3.     Stay current on the latest LIBOR transition updates

The transition is a continuously evolving project, with new developments coming out of ARRC and the Business Loan Working Group on a regular basis. The Working Group is in discussions to define contract language and identify operational processes for the transition. Additionally, while ARRC has identified SOFR as the preferred rate, there are still discussions on how SOFR will be calculated; the Business Loan Working Group is currently working on defining use cases for Forward-Looking Term SOFR, SOFR Rate Compounded in Advance, SOFR Compounded in Arrears, and Simple Daily SOFR Arrears. Finally, while there is a suggested timeline for the transition (Paced Transition Plan), timing and requirements are always subject to change.

With so much still in discussion, it is critical to stay up-to-date with AARC guidance to ensure your organization is working to make the correct changes, and on the latest timeline.

Action: Bookmark the AARC LIBOR Transition page and sign up for their email alerts. You can also sign up for the AFS LIBOR Updates mailing list and attend the AFS Best Practices Leadership Council (BPLC) LIBOR Transition webinars to hear the latest updates on ARRC and the Business Loan Working Group discussions.

4.    Make sure your systems are ready

As mentioned in #2 above, more than just contract language will be affected by the transition. It’s vital that you know exactly how your internal loan processing systems are set up and the extent to which they are capable of handling the coming changes. 

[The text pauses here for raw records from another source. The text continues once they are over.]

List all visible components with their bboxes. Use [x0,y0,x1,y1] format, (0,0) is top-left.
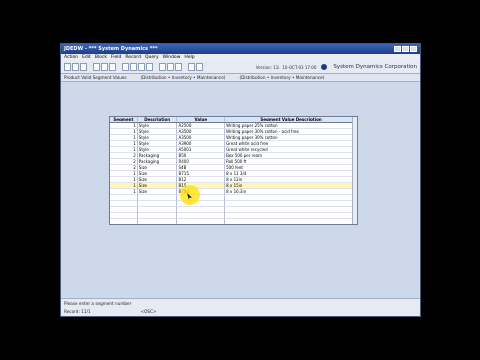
date-label: 10-OCT-03 17:00 [282,64,317,70]
header-segment-value-description: Segment Value Description [225,117,357,122]
segment-values-grid: Segment Description Value Segment Value … [109,116,358,225]
form-title: Product Valid Segment Values [64,75,127,80]
minimize-icon[interactable] [394,46,401,52]
grid-vertical-scrollbar[interactable] [352,117,357,224]
window-titlebar[interactable]: JDEDW - *** System Dynamics *** [61,44,420,54]
menu-block[interactable]: Block [95,55,107,60]
osc-indicator: <OSC> [140,309,157,314]
brand-name: System Dynamics Corporation [333,64,417,70]
menu-record[interactable]: Record [125,55,141,60]
record-indicator: Record: 11/1 [64,309,91,314]
prev-icon[interactable] [130,63,137,71]
maximize-icon[interactable] [402,46,409,52]
help-icon[interactable] [196,63,203,71]
exit-icon[interactable] [80,63,87,71]
find-icon[interactable] [188,63,195,71]
toolbar-info: Version: 11i 10-OCT-03 17:00 System Dyna… [256,64,417,70]
form-context-2: (Distribution • Inventory • Maintenance) [239,75,325,80]
header-segment: Segment [110,117,138,122]
copy-icon[interactable] [101,63,108,71]
brand-logo [321,64,328,70]
paste-icon[interactable] [109,63,116,71]
delete-icon[interactable] [167,63,174,71]
insert-icon[interactable] [159,63,166,71]
menubar: Action Edit Block Field Record Query Window Hel… [61,54,420,61]
toolbar: Version: 11i 10-OCT-03 17:00 System Dyna… [61,61,420,74]
header-description: Description [137,117,178,122]
header-value: Value [177,117,226,122]
menu-field[interactable]: Field [111,55,121,60]
first-icon[interactable] [122,63,129,71]
next-icon[interactable] [138,63,145,71]
menu-window[interactable]: Window [163,55,181,60]
window-title: JDEDW - *** System Dynamics *** [64,46,158,52]
close-icon[interactable] [410,46,417,52]
oracle-app-window: JDEDW - *** System Dynamics *** Action Ed… [60,43,421,317]
cursor-highlight [180,185,200,205]
menu-help[interactable]: Help [184,55,194,60]
form-canvas: Segment Description Value Segment Value … [61,82,420,298]
cut-icon[interactable] [93,63,100,71]
menu-action[interactable]: Action [64,55,78,60]
menu-edit[interactable]: Edit [82,55,91,60]
last-icon[interactable] [146,63,153,71]
form-context-1: (Distribution • Inventory • Maintenance) [140,75,226,80]
print-icon[interactable] [72,63,79,71]
menu-query[interactable]: Query [145,55,159,60]
status-record-line: Record: 11/1 <OSC> [64,309,420,314]
save-icon[interactable] [64,63,71,71]
form-header: Product Valid Segment Values (Distributi… [61,74,420,82]
status-message: Please enter a segment number [64,301,132,306]
window-controls [394,46,417,52]
clear-icon[interactable] [175,63,182,71]
status-bar: Please enter a segment number Record: 11… [61,298,420,316]
version-label: Version: 11i [255,64,280,70]
grid-body: 1 Style A2500 Writing paper 25% cotton 1 Styl… [110,123,357,224]
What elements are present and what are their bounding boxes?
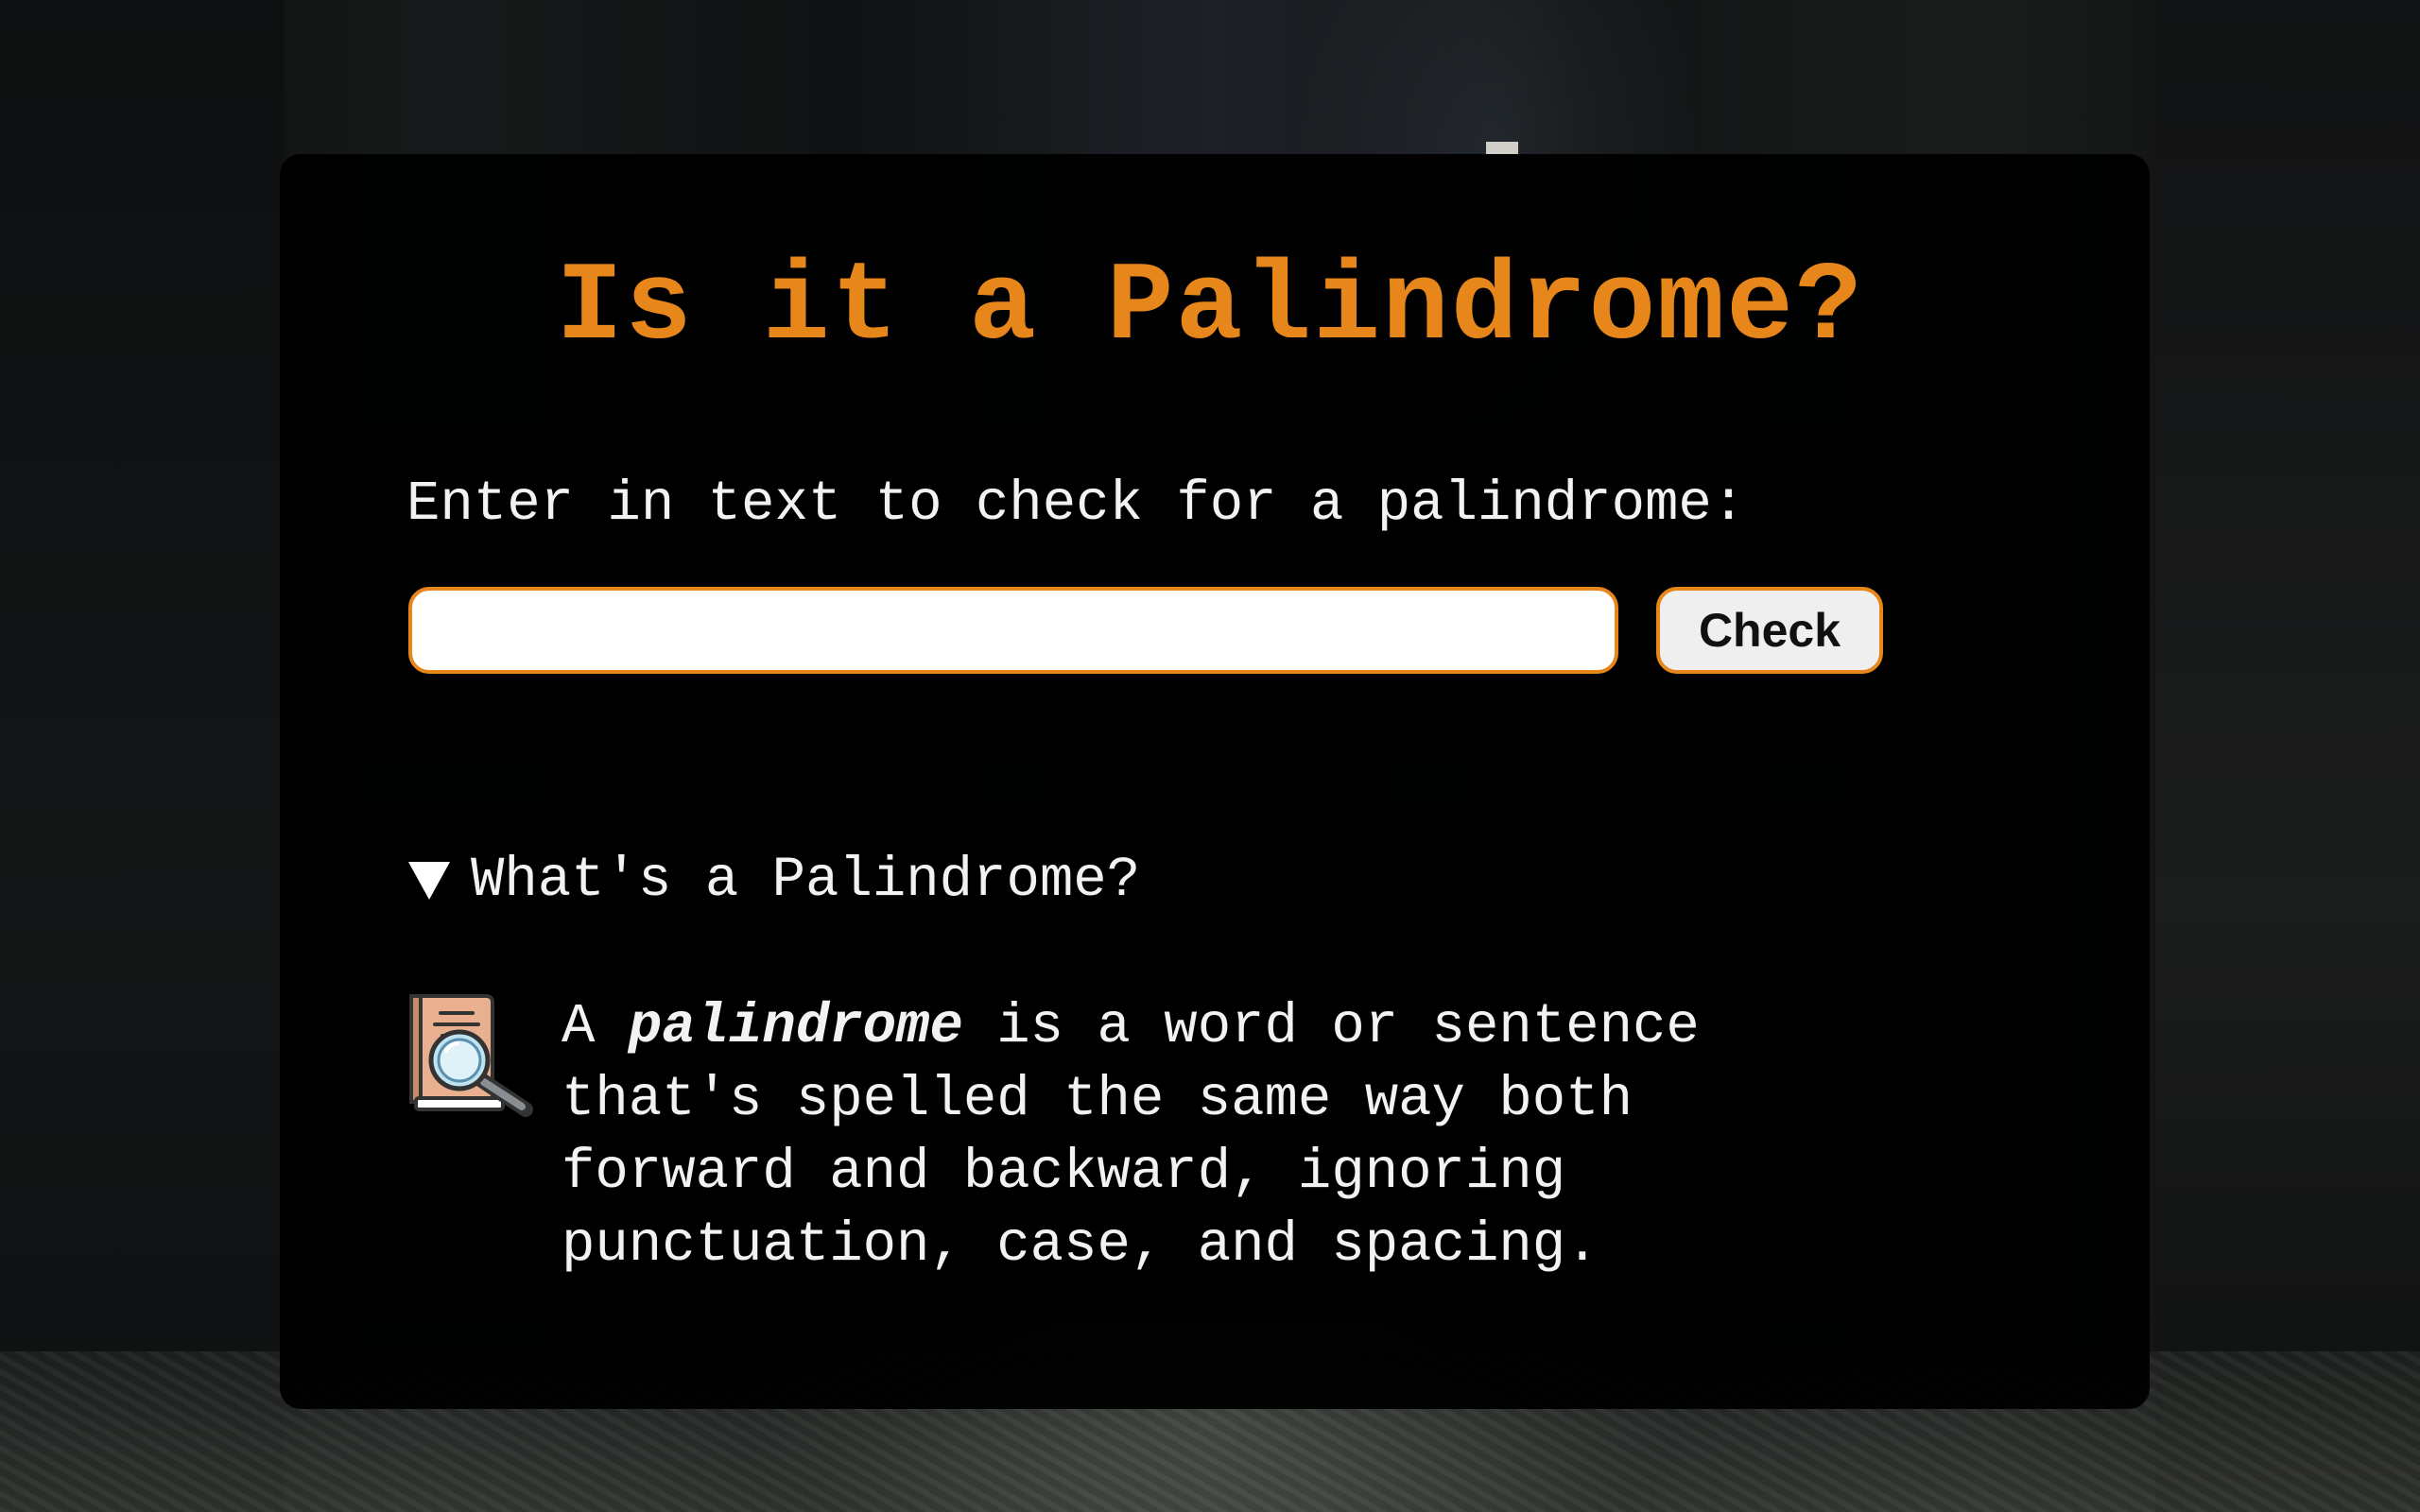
definition-line1-rest: is a word or sentence [962, 995, 1700, 1058]
checker-card: Enter in text to check for a palindrome:… [365, 428, 2065, 759]
book-magnifier-icon [409, 994, 533, 1117]
background-left-wall [0, 0, 284, 1512]
definition-rest: that's spelled the same way both forward… [562, 1068, 1633, 1277]
prompt-label: Enter in text to check for a palindrome: [406, 472, 1746, 536]
background-right-wall [2155, 0, 2420, 1512]
info-details: What's a Palindrome? A palindrome is a w… [365, 805, 2065, 1323]
palindrome-definition: A palindrome is a word or sentence that'… [562, 990, 1979, 1281]
page-title: Is it a Palindrome? [556, 246, 1864, 371]
info-summary-label: What's a Palindrome? [471, 849, 1141, 912]
definition-lead: A [562, 995, 629, 1058]
palindrome-text-input[interactable] [408, 587, 1618, 674]
check-button[interactable]: Check [1656, 587, 1883, 674]
info-summary-toggle[interactable]: What's a Palindrome? [408, 848, 1140, 914]
disclosure-triangle-icon [408, 862, 450, 900]
definition-term: palindrome [628, 995, 963, 1058]
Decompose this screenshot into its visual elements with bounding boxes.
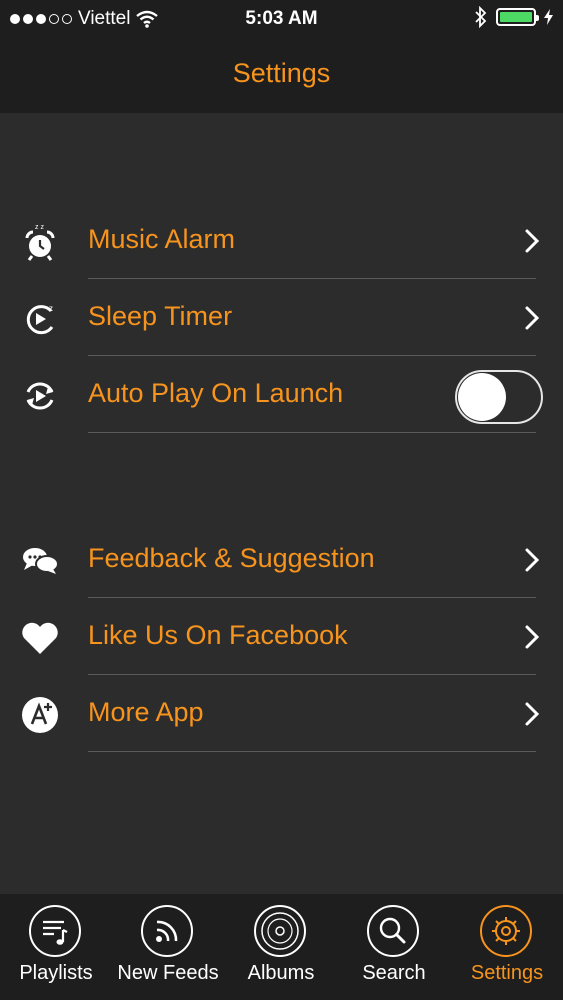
- search-icon: [367, 905, 419, 957]
- row-label: Sleep Timer: [88, 301, 233, 331]
- chevron-right-icon: [525, 306, 540, 330]
- chat-bubbles-icon: [23, 548, 59, 574]
- chevron-right-icon: [525, 548, 540, 572]
- row-label: Feedback & Suggestion: [88, 543, 375, 573]
- tab-label: Albums: [247, 962, 315, 984]
- tab-settings[interactable]: Settings: [451, 894, 563, 1000]
- toggle-knob: [458, 373, 506, 421]
- page-title: Settings: [232, 58, 331, 88]
- row-divider: [88, 750, 536, 752]
- facebook-row[interactable]: Like Us On Facebook: [0, 598, 563, 675]
- sleep-timer-icon: z: [26, 304, 54, 335]
- chevron-right-icon: [525, 702, 540, 726]
- battery-icon: [496, 8, 539, 26]
- row-label: Music Alarm: [88, 224, 236, 254]
- tab-label: Playlists: [19, 962, 93, 984]
- chevron-right-icon: [525, 229, 540, 253]
- vinyl-record-icon: [254, 905, 306, 957]
- tab-new-feeds[interactable]: New Feeds: [112, 894, 224, 1000]
- tab-label: New Feeds: [117, 962, 219, 984]
- charging-icon: [544, 9, 553, 25]
- chevron-right-icon: [525, 625, 540, 649]
- auto-play-row: Auto Play On Launch: [0, 356, 563, 433]
- bluetooth-icon: [475, 6, 487, 28]
- navigation-bar: Settings: [0, 40, 563, 113]
- row-label: More App: [88, 697, 204, 727]
- sleep-timer-row[interactable]: z Sleep Timer: [0, 279, 563, 356]
- heart-icon: [22, 622, 58, 654]
- svg-text:z: z: [49, 304, 53, 313]
- gear-icon: [480, 905, 532, 957]
- row-label: Like Us On Facebook: [88, 620, 348, 650]
- tab-albums[interactable]: Albums: [225, 894, 337, 1000]
- playlist-icon: [29, 905, 81, 957]
- music-alarm-row[interactable]: z z Music Alarm: [0, 202, 563, 279]
- settings-group-support: Feedback & Suggestion Like Us On Faceboo…: [0, 521, 563, 752]
- rss-feed-icon: [141, 905, 193, 957]
- svg-text:z z: z z: [35, 224, 44, 231]
- tab-bar: Playlists New Feeds Albums Search Settin…: [0, 894, 563, 1000]
- tab-playlists[interactable]: Playlists: [0, 894, 112, 1000]
- status-bar: Viettel 5:03 AM: [0, 0, 563, 40]
- row-label: Auto Play On Launch: [88, 378, 344, 408]
- feedback-row[interactable]: Feedback & Suggestion: [0, 521, 563, 598]
- alarm-clock-icon: z z: [25, 224, 55, 261]
- tab-label: Search: [362, 962, 426, 984]
- settings-group-playback: z z Music Alarm z Sleep Timer Auto Play …: [0, 202, 563, 433]
- app-store-icon: [22, 697, 58, 733]
- auto-play-icon: [26, 382, 54, 410]
- tab-search[interactable]: Search: [338, 894, 450, 1000]
- row-divider: [88, 431, 536, 433]
- auto-play-toggle[interactable]: [455, 370, 543, 424]
- more-app-row[interactable]: More App: [0, 675, 563, 752]
- tab-label: Settings: [470, 962, 544, 984]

Action: Work with your technology provider to ensure that your system has the fields/processing capabilities/agility necessary to accommodate any changes. The good news for AFS Level III™ and AFSVision® clients is that AFS systems are capable of supporting most of the transition based on what we know today and we will support additional requirements as they are defined. Recently, AFS communicated that AFSVision, Release 3.2 will fully support SOFR, and our detailed roadmap of support, culminating in full code updates to AFS Level III in 1Q20, well before the 4Q21 transition deadline.

And, as always, AFS is here to lend support in any of the transition activities.

If you have any questions or would like to hear how AFS can help your organization be ready for the LIBOR transition, please contact Dean Snyder at dsnyder@afsvision.com. 

About the AARC

The Alternative Reference Rates Committee (ARRC) is a group of private-market participants convened by the Federal Reserve Board and the New York Fed to help ensure a successful transition from U.S. dollar (USD) LIBOR to a more robust reference rate, its recommended alternative, the Secured Overnight Financing Rate (SOFR). The ARRC is comprised of a diverse set of private-sector entities that have an important presence in markets affected by USD LIBOR and a wide array of official-sector entities, including banking and financial sector regulators, as ex-officio members. 

About the Business Loan Working Group

The ARRC Business Loan Working Group was created on January 30, 2019 to enable constituents to develop technology requirements and processes to support SOFR transition, form requirements as to what information, calculations, and process are likely to be necessary to implement SOFR, and gather feedback from various organizations and vendors regarding key milestones (including technology deliverables).